Die dritte und gängigste Möglichkeit ist die sogenannte Entsendung. Bei dieser Variante werden die bei einem polnischen Dienstleister angestellten Pflegehilfen für einen befristeten Zeitraum nach Deutschland entsendet. Meist bleiben die Pflegehilfen zwei bis drei Monate bei den Pflegebedürftigen und werden dann nahtlos von einer zweiten Kraft abgelöst. So entsteht in der Regel eine lückenlose Betreuung. Da die Pflegekräfte sozialversicherungspflichtig in Ihrem Heimatland angestellt sind, sind keine weiteren Anmeldungen und Behördengänge für den Pflegebedürftigen notwendig.
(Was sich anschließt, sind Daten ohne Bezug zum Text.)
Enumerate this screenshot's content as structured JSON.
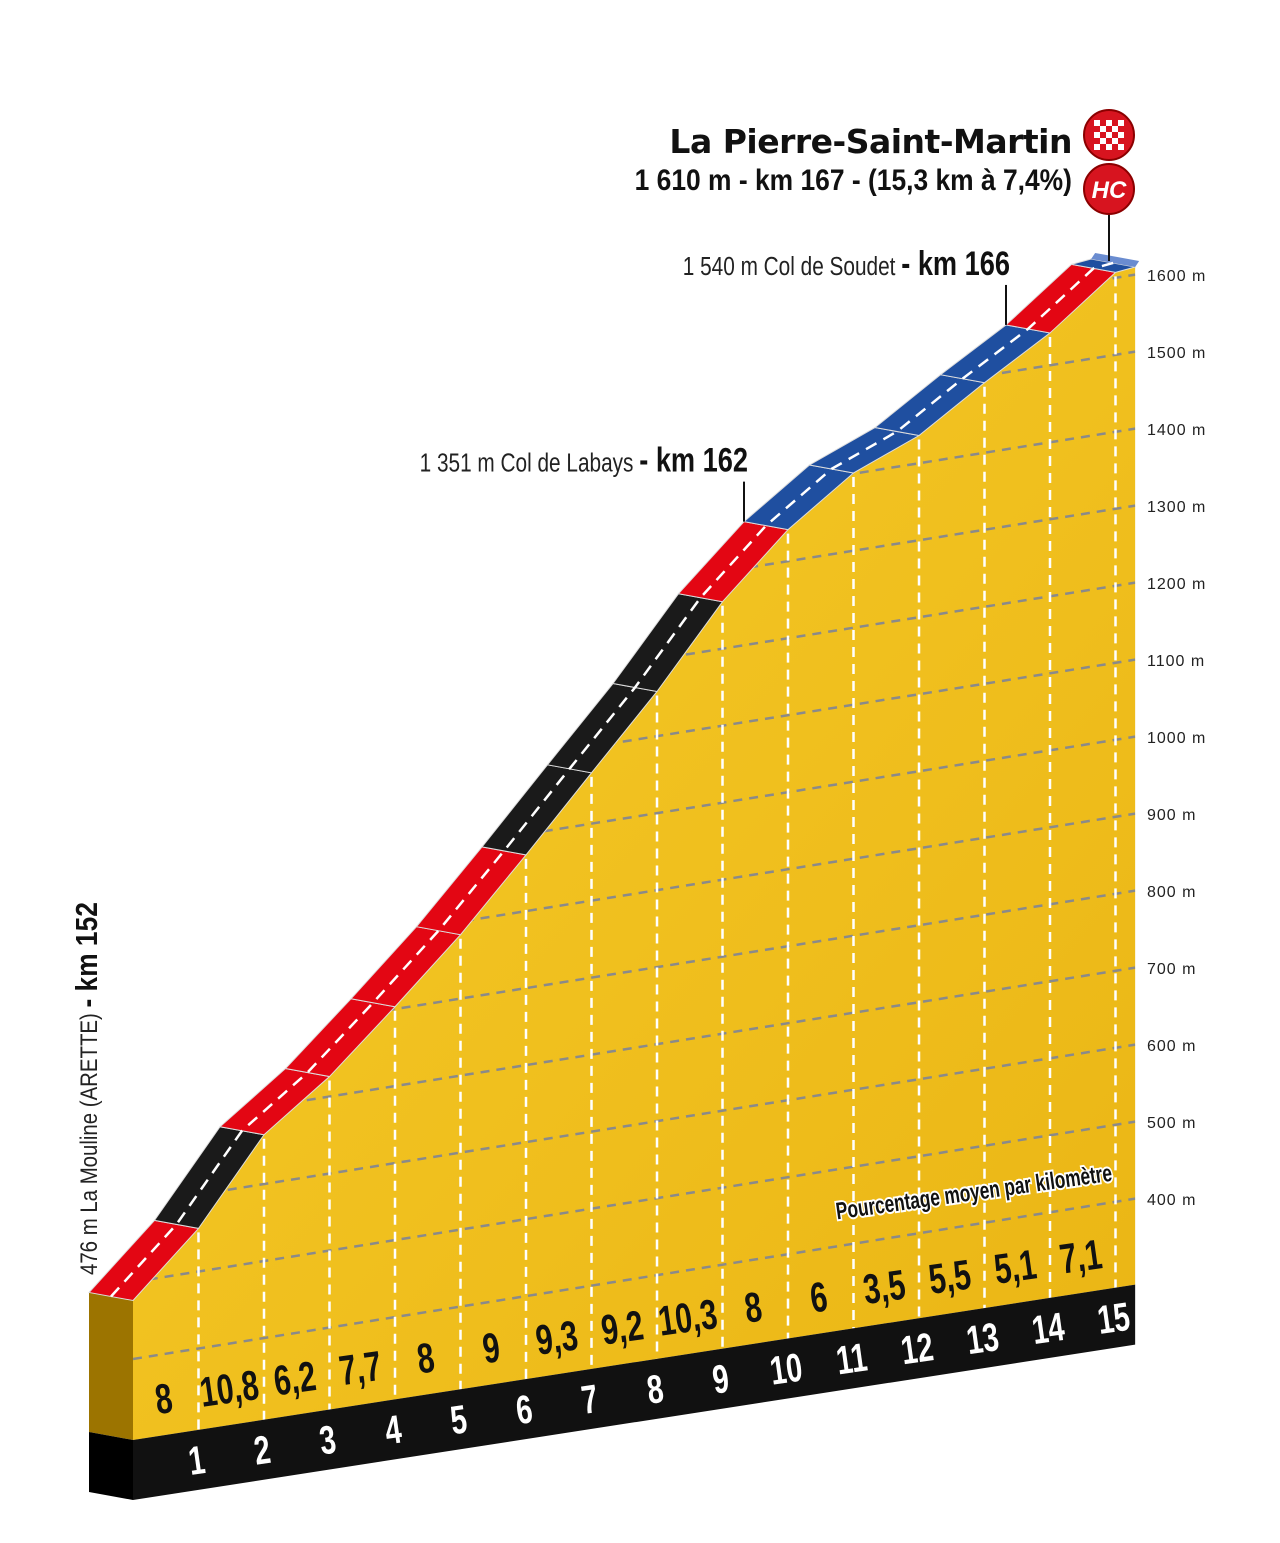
{
  "chart_data": {
    "type": "area",
    "title": "La Pierre-Saint-Martin",
    "subtitle": "1 610 m - km 167 - (15,3 km à 7,4%)",
    "summit_badges": [
      "checkered-flag",
      "HC"
    ],
    "start_label": "476 m  La Mouline (ARETTE) - km 152",
    "start_elevation": 476,
    "summit": {
      "km": 15.3,
      "elevation": 1610
    },
    "km_ticks": [
      "1",
      "2",
      "3",
      "4",
      "5",
      "6",
      "7",
      "8",
      "9",
      "10",
      "11",
      "12",
      "13",
      "14",
      "15"
    ],
    "gradients": [
      8,
      10.8,
      6.2,
      7.7,
      8,
      9,
      9.3,
      9.2,
      10.3,
      8,
      6,
      3.5,
      5.5,
      5.1,
      7.1
    ],
    "gradient_labels": [
      "8",
      "10,8",
      "6,2",
      "7,7",
      "8",
      "9",
      "9,3",
      "9,2",
      "10,3",
      "8",
      "6",
      "3,5",
      "5,5",
      "5,1",
      "7,1"
    ],
    "segment_colors": [
      "#e30613",
      "#1a1a1a",
      "#e30613",
      "#e30613",
      "#e30613",
      "#e30613",
      "#1a1a1a",
      "#1a1a1a",
      "#1a1a1a",
      "#e30613",
      "#1f4fa0",
      "#1f4fa0",
      "#1f4fa0",
      "#1f4fa0",
      "#e30613",
      "#1f4fa0"
    ],
    "gradient_caption": "Pourcentage moyen par kilomètre",
    "y_ticks": [
      {
        "value": 400,
        "label": "400 m"
      },
      {
        "value": 500,
        "label": "500 m"
      },
      {
        "value": 600,
        "label": "600 m"
      },
      {
        "value": 700,
        "label": "700 m"
      },
      {
        "value": 800,
        "label": "800 m"
      },
      {
        "value": 900,
        "label": "900 m"
      },
      {
        "value": 1000,
        "label": "1000 m"
      },
      {
        "value": 1100,
        "label": "1100 m"
      },
      {
        "value": 1200,
        "label": "1200 m"
      },
      {
        "value": 1300,
        "label": "1300 m"
      },
      {
        "value": 1400,
        "label": "1400 m"
      },
      {
        "value": 1500,
        "label": "1500 m"
      },
      {
        "value": 1600,
        "label": "1600 m"
      }
    ],
    "ylim": [
      400,
      1600
    ],
    "annotations": [
      {
        "km": 10,
        "elevation": 1351,
        "label": "1 351 m  Col de Labays",
        "km_label": "- km 162"
      },
      {
        "km": 14,
        "elevation": 1540,
        "label": "1 540 m  Col de Soudet",
        "km_label": "- km 166"
      }
    ],
    "colors": {
      "terrain": "#f2c21b",
      "terrain_side": "#9c7400",
      "base": "#111111",
      "grid": "#8a8a8a"
    }
  }
}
Abhängig von den Erfahrungen und Sprachkenntnissen die eine Pflegekraft aus Osteuropa mitbringt, variieren die Kosten stark. Je nach Rechtsgrundlage und Art der Beschäftigung liegen die monatlichen Kosten in der Regel zwischen 1500€ und 2500€.

Wer in Deutschland pflegebedürftig ist, bekommt Unterstützung. Wie, von wem und in welchem Umfang hängt von vielen Faktoren ab. Der Pflegesektor befindet sich im Umbruch und es muss etwas passieren. Derzeit befinden sich laut Schätzungen weit über 150.000 Pflegehilfen aus Osteuropa in Deutschland, Tendenz steigend.